Alma nods silently and folds her arms around herself like she’s trying to keep from falling apart.

“I’m going to walk back the way you came, okay? I just need to look at a few things. You’re not going to follow me, and you’re not gonna look behind me.”

Those brown eyes shoot traitorously in the exact direction I just warned her away from. I say nothing, just raise an eyebrow, and she instantly winces in realization. “Right, no looking, got it. Eyes forward like when you’re in a haunted house.”

“Exactly, except if you scream, it’s going to complicate things.”

“No pressure,” she grumbles.

I hesitate for half a second, then pull off my hoodie and hold it out to her. “Here, put this on.”

She looks down at it in confusion. “I’m not cold.”

“That’s not why I’m giving it to you.” I tip my chin in her direction, motioning toward her shirt.

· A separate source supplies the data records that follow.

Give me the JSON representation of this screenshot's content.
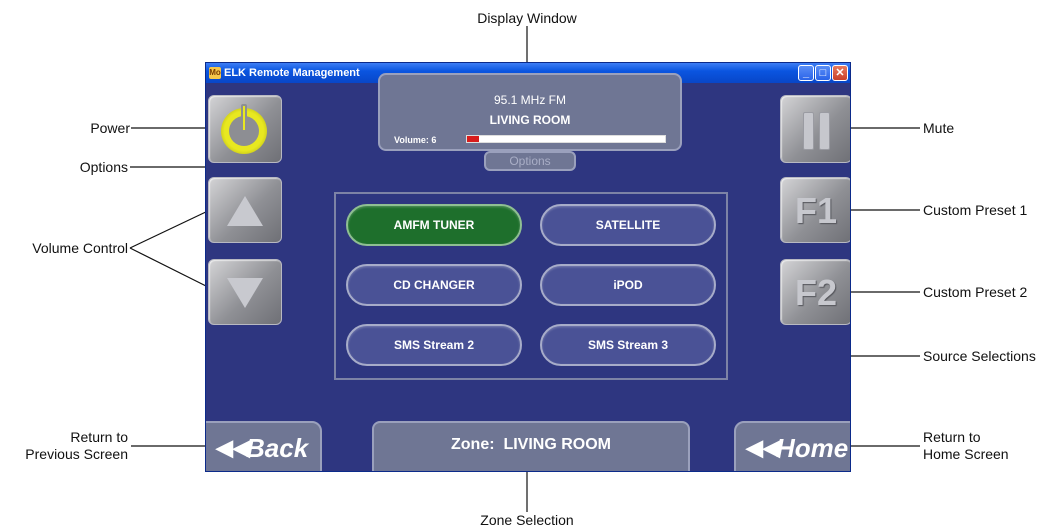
{
  "window": {
    "title": "ELK Remote Management",
    "app_icon": "Mo"
  },
  "display": {
    "frequency": "95.1 MHz FM",
    "room": "LIVING ROOM",
    "volume_label": "Volume: 6",
    "volume_fraction": 0.06
  },
  "options_label": "Options",
  "sources": [
    "AMFM TUNER",
    "SATELLITE",
    "CD CHANGER",
    "iPOD",
    "SMS Stream 2",
    "SMS Stream 3"
  ],
  "active_source": "AMFM TUNER",
  "presets": {
    "f1": "F1",
    "f2": "F2"
  },
  "nav": {
    "back": "Back",
    "home": "Home"
  },
  "zone_label": "Zone:  LIVING ROOM",
  "callouts": {
    "display_window": "Display Window",
    "power": "Power",
    "options": "Options",
    "volume_control": "Volume Control",
    "mute": "Mute",
    "custom_preset_1": "Custom Preset 1",
    "custom_preset_2": "Custom Preset 2",
    "source_selections": "Source Selections",
    "return_previous_1": "Return to",
    "return_previous_2": "Previous Screen",
    "return_home_1": "Return to",
    "return_home_2": "Home Screen",
    "zone_selection": "Zone Selection"
  },
  "colors": {
    "background": "#2e3680",
    "active_source": "#1e6f2c",
    "volume_fill": "#d81c1c",
    "power_icon": "#e8e820"
  }
}
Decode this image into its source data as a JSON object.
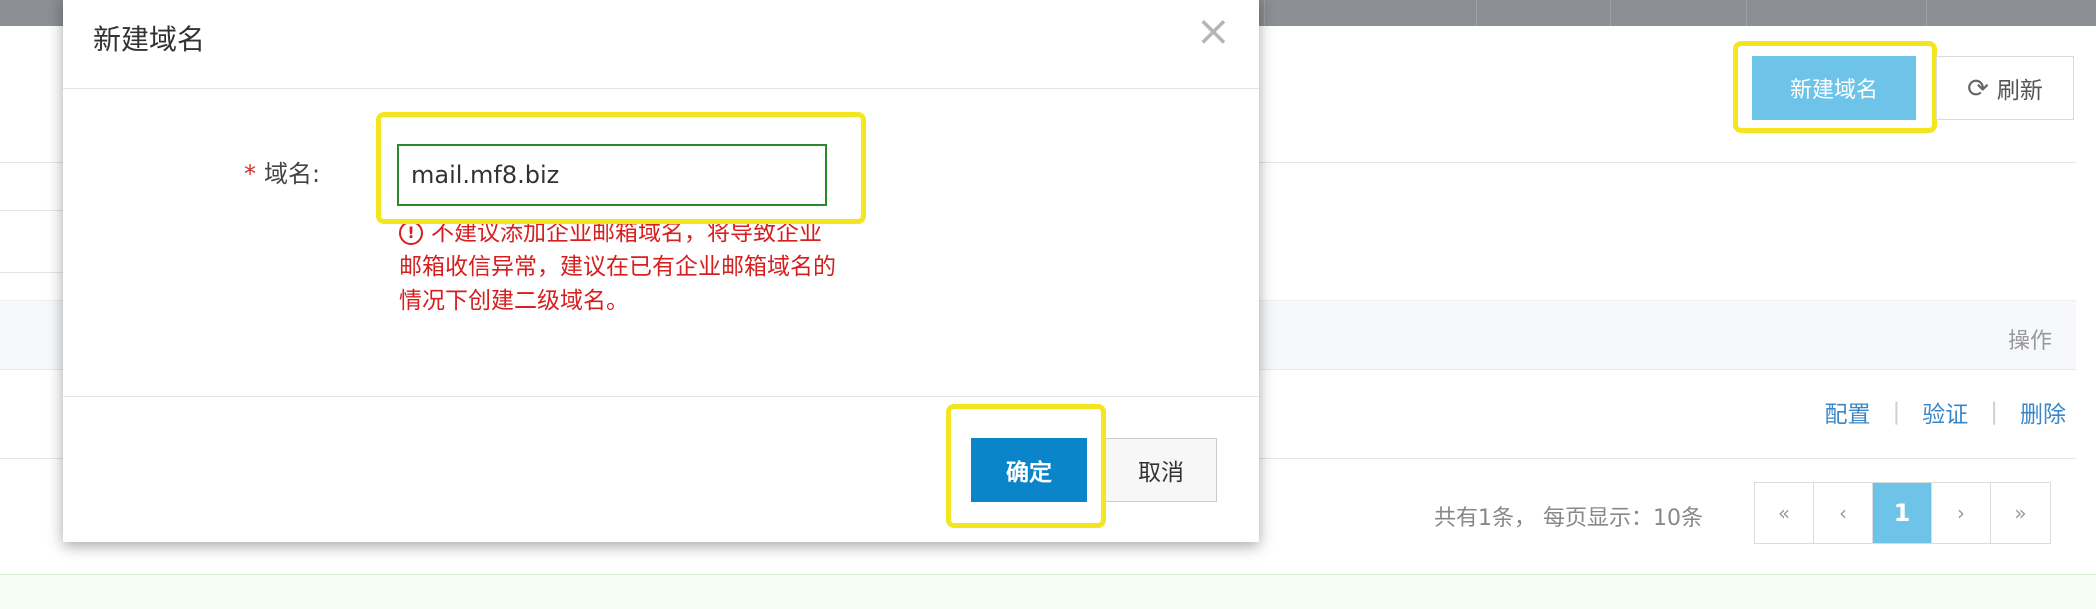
{
  "page": {
    "new_domain_button": "新建域名",
    "refresh_button": "刷新",
    "table": {
      "ops_header": "操作",
      "row_actions": [
        "配置",
        "验证",
        "删除"
      ]
    },
    "pagination": {
      "summary": "共有1条， 每页显示：10条",
      "first": "«",
      "prev": "‹",
      "current": "1",
      "next": "›",
      "last": "»"
    }
  },
  "modal": {
    "title": "新建域名",
    "close": "×",
    "field_label": "域名:",
    "required_mark": "*",
    "domain_value": "mail.mf8.biz",
    "warning_icon": "!",
    "warning_text": "不建议添加企业邮箱域名，将导致企业邮箱收信异常，建议在已有企业邮箱域名的情况下创建二级域名。",
    "confirm_button": "确定",
    "cancel_button": "取消"
  },
  "colors": {
    "primary": "#0a85c9",
    "primary_light": "#6ec3e8",
    "highlight": "#f3e51e",
    "warning": "#d61f1f",
    "link": "#3a87c8"
  }
}
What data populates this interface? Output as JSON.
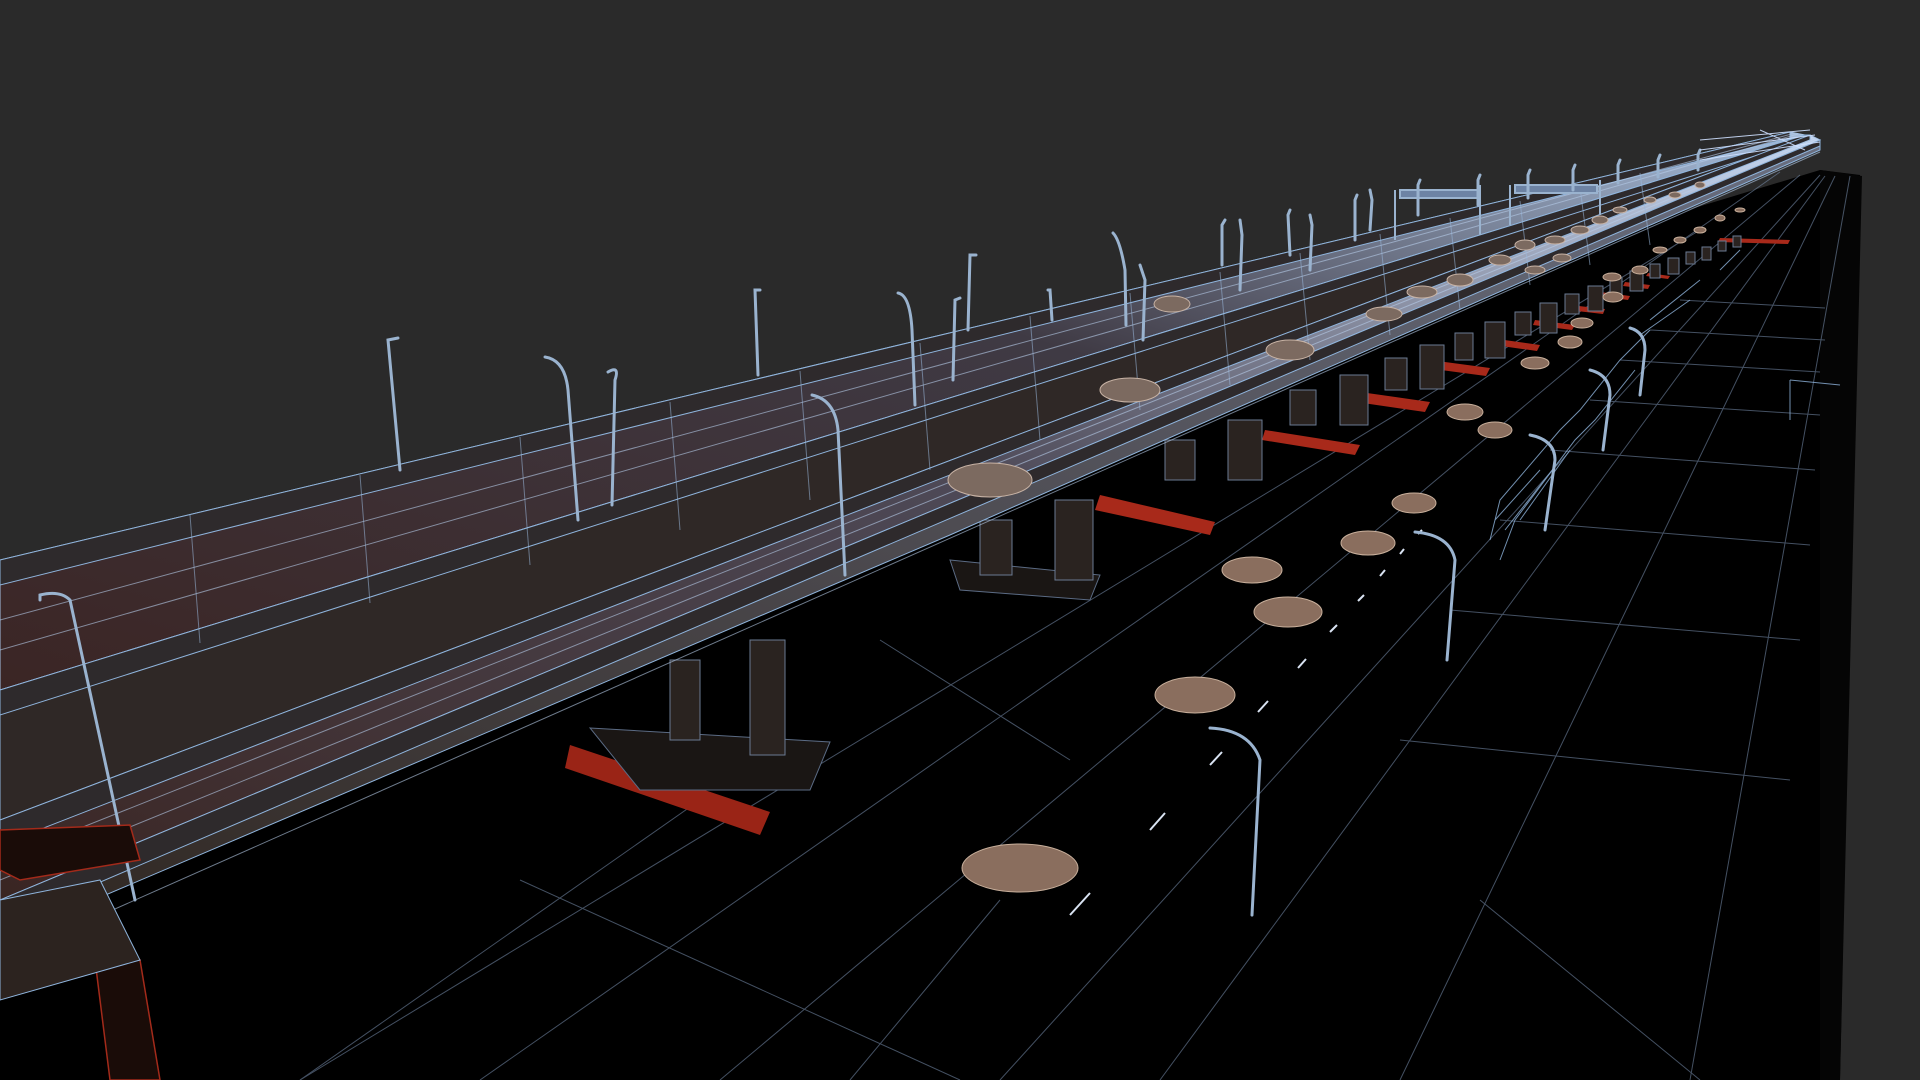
{
  "viewport": {
    "background_color": "#2a2a2a",
    "ground_color": "#000000",
    "wire_color": "#8fb4dc",
    "wire_highlight_color": "#c8dcff",
    "deck_base_color": "#3a2a28",
    "deck_lit_color": "#6d83a4",
    "pier_color": "#2e2622",
    "footing_red_color": "#b02a1a",
    "car_color": "#8a6e5e",
    "lamp_color": "#9ab3cf"
  }
}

Her lips part, clearly on the verge of arguing, but then she takes in what she’s wearing and seems to think better of it. A quiet thank you leaves her as she takes the garment and pulls it on over her head.

I take that as my cue. As I turn away and follow the path, I force myself not to immediately look back.

Giving her space matters, so does not hovering.

Still, I keep her in my peripheral long enough to ensure she stays put.

When another minute passes and she keeps her stare firmly trained on a patch of grass, only then do I let myself focus on the task at hand.

The forest feels different now, charged, like it knows it’s been dragged into something it didn’t ask for.

I move carefully, following the disturbed ground with an eye trained more on patterns than details.

Where she slipped a little, where she hesitated, where fear overrode logic and momentum died.

Cleanup isn’t about erasing evidence. That’s a fantasy people have because it makes them feel better. Real cleanup is about containment, control, and knowing when to stop touching things.

I catalogue what I see and, just as importantly, what I don’t. When I circle back, she’s exactly where I left her. She looks up the second she hears me approach.

“Am I…okay?” she asks.

“For now,” I tell her. “There’s a few things that need clean up but, for the most part, the odd passerby would never notice.”

She lets out a breath that sounds like it’s been stuck in her chest for hours. “Okay. What happens next?”

I look at her, really look at her, and feel the weight of the answer unfurl somewhere behind my ribs. “We’re heading to the sulfur pits.”